A propos d'Une Tourmente de neige de
Léon Tolstoï, oeuvre de jeunesse
Le 24 janvier 1854 tolstoï, qui a vingt-cinq ans, est pris dans une tempête de neige alors qu'il revient du Caucase, sur le chemin de la maison, Iasnaïa Poliana. Il erre toute la nuit et risque d'être enseveli. Il se promet, s'il réchappe à cette tourmente, d'en tirer un récit. Sauvé, il note dans son journal : " Pour réussir dans la vie, il faut être brave, résolu et garder son sang-froid".
Deux ans se passent : tolstoï rejoint l'armée de Crimée ; il fait le siège de Sébastopol, au cours duquel il écrit
les Récits de Sébastopol ; ces Récits paraissent dans le Contemporain et ont un vif succès ; puis tolstoï part pour Pétersbourg.
En janvier 1856, deux ans après la nuit de la tempête, il commence à écrire Une Tourmente de neige. La nouvelle paraît en mars de la même année dans le Contemporain.

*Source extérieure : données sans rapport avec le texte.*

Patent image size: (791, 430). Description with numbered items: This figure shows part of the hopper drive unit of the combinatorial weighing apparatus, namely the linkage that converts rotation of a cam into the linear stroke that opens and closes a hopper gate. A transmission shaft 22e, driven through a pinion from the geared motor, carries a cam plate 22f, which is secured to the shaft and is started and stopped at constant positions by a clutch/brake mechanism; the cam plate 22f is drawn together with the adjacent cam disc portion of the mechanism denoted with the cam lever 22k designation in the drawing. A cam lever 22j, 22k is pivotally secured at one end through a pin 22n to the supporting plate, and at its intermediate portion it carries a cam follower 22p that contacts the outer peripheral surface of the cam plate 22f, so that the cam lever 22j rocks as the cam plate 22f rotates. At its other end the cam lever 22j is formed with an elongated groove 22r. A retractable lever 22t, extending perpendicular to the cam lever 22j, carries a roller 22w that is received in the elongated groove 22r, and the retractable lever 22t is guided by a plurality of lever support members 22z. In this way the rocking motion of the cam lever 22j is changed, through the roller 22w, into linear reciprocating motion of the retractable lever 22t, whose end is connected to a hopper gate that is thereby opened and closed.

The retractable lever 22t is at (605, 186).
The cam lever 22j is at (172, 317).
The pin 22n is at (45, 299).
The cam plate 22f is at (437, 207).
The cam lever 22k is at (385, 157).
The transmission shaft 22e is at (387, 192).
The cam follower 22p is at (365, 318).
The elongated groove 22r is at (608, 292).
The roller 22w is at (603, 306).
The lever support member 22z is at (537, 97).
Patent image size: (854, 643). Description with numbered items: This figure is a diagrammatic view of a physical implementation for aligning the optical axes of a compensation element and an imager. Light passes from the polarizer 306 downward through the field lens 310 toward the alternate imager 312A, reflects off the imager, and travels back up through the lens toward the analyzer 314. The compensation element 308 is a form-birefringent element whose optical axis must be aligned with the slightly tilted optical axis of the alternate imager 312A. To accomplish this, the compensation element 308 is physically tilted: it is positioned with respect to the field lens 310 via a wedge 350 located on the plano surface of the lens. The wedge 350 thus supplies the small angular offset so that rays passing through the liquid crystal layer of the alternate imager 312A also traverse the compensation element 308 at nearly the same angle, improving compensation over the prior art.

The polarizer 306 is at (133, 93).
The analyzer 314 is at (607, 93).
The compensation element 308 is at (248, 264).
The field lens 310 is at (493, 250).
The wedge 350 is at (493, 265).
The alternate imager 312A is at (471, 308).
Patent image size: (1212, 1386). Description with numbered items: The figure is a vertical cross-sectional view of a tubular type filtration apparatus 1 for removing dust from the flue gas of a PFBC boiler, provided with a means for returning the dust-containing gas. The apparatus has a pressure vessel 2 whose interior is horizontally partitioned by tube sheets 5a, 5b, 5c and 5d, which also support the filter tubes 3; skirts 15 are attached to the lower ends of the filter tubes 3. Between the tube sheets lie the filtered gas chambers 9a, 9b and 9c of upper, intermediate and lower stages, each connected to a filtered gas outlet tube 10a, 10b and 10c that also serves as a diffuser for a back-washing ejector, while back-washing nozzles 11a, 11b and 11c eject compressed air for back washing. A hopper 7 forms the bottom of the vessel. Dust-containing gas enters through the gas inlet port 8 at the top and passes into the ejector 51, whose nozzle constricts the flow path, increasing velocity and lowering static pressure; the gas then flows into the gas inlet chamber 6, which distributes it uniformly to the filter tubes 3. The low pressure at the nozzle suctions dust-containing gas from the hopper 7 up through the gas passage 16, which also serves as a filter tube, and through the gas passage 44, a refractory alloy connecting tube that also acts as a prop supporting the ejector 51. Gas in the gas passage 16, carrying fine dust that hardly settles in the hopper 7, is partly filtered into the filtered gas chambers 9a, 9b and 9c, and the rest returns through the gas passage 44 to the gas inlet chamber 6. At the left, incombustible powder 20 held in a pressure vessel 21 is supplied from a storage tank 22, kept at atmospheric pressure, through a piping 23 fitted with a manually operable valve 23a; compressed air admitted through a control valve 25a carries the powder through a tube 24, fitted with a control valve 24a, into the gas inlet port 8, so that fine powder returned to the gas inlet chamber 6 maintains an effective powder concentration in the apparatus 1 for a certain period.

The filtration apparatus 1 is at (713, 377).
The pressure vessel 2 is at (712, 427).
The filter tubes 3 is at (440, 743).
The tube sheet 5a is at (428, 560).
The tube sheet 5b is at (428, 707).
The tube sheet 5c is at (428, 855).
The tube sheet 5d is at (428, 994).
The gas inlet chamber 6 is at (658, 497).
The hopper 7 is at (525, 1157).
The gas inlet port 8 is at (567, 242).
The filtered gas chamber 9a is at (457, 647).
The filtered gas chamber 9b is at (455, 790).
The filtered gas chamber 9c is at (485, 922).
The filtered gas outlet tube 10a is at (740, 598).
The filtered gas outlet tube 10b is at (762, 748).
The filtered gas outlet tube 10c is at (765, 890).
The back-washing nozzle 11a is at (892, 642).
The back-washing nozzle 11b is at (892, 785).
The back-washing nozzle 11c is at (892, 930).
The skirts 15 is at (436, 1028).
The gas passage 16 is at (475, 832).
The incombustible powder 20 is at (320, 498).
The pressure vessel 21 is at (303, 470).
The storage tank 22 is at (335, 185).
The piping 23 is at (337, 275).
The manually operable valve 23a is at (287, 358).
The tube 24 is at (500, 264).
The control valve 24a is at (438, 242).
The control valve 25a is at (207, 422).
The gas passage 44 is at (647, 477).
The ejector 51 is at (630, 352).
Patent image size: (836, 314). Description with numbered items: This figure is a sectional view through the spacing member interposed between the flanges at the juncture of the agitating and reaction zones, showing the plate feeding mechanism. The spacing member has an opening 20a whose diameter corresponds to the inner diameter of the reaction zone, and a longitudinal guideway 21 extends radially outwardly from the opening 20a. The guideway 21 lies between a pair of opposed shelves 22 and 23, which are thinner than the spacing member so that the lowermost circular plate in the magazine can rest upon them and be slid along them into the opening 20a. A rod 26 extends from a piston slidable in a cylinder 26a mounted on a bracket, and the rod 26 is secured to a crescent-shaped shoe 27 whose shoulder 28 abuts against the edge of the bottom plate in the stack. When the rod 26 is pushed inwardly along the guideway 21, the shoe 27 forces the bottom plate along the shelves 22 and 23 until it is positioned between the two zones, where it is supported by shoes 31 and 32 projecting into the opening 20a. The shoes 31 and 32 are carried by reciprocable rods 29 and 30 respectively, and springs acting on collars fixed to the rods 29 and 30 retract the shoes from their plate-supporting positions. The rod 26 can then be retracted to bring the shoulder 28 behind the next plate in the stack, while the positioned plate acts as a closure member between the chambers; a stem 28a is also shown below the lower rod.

Info remontée par Bienstock et Biriukov
28 mars 2024
On a toujours quelque chose à dire sur une critique un peu ancienne.
Bon,
Tolstoi a écrit deux tempêtes de neige : une la présente écrite dans sa jeunesse et parachevée en 10 jours en février 1856 où il est question d'une chose vécue pendant l'hiver 1854-55 , le narrateur face aux éléments qui se déchaînent et qui lui font perdre son chemin dans la Russie profonde ; la deuxième qui est plus un conte :
Maître et serviteur écrit en 1895, soit 40 ans plus tard, et là c'est une tout autre histoire puisqu'il est question, alors que la neige s'épaissit jusqu'à ne plus voir la route, le maître sur une affaire pressente n'en fait qu'à sa tête et bien imprudemment s'engage dans forêts et champs enneigés par des chemins tortueux pour acheter un bois à un marchand, accompagné de son boy, sans compter sur un troisième personnage dont on ne parle pas, mais qui est pourtant bien présent,
le cheval. La sort de l'un va dépendre du sort de l'autre au cours de péripéties assourdissantes…
Mais revenons à la première tempête de neige. Je l'avais franchement oubliée en quatre ans. En lisant les lignes suivantes émanant probablement de
Michel Aucouturier que voici : « Ces nouvelles témoignent de l'art de
Tolstoi d'accorder moins d'importance aux événements et plus de caractère aux images poétiques , mettant l'accent sur les personnages et les relations entre seigneurs et paysans : dans
Lucerne.., dans les
Deux hussards ..,
Michel Aucouturier, directeur de collection chez Gallimard signe une longue préface à ces textes réunis où la poésie l'emporte. En 35 pages, c'est toute l'expertise du grand spécialiste de
Tolstoi en France qui apparaît : elle s'impose, à moi absolument !
Je ne sais pas à vrai dire pourquoi ce texte si beau, si « naturel » avait échappé à mon attention ces dernières années. Il devait être en sommeil, alors que je me suis porté sur les autres récemment comme les
Deux Hussards et
le Cheval par exemple.
Ce qui me remet en selle est aussi le sentiment par rapport à la neige que j'ai valorisée dans un certain nombre de peintures et qui remontent aussi aujourd'hui comme par hasard. Une d'elles pourrait très bien illustrer la Tempête de neige !..
Ce texte est un récit semi-autographique inspiré d'un épisode réellement vécu par l'auteur alors qu'il revenait du sud en direction d'Iasnaia Poliana.
« Vers sept heures du soir, après avoir bu le thé, je quittai le relais dont je ne me rappelle plus le nom, mais je me souviens que c'était quelque part sur le territoire de l'armée du Don, près de Novotcherkask. Il faisait déjà nuit lorsqu'enveloppé dans la pelisse et le tablier, je m'assis dans le traîneau à côté d'Aliochka …
« La petite clochette commençait à s'éteindre ; un petit courant d'air frais, à travers quelque ouverture de la manche, me glissait dans le dos, et je me souvins du conseil du maître de poste de ne pas partir dans la crainte d'errer toute la nuit et de geler en route.. »
Certes, mais se le rappeler alors que l'équipage semblait engagé dans sa course sans équivoque , n'était pas de nature à altérer cette crainte. En relisant ce passage, j'en vois un autre presque diabolique, ce jeune joueur de banjo dans Délivrance, dégénéré de son état assis sur un pontet qui voit passer les quatre aventuriers venant de la civilisation à bord d'une embarcation, qui semble visiblement leur échapper : c'était en fait le signal que les choses allaient se gâter pour eux. Cet air de banjo leur était offert, mais pour le pire.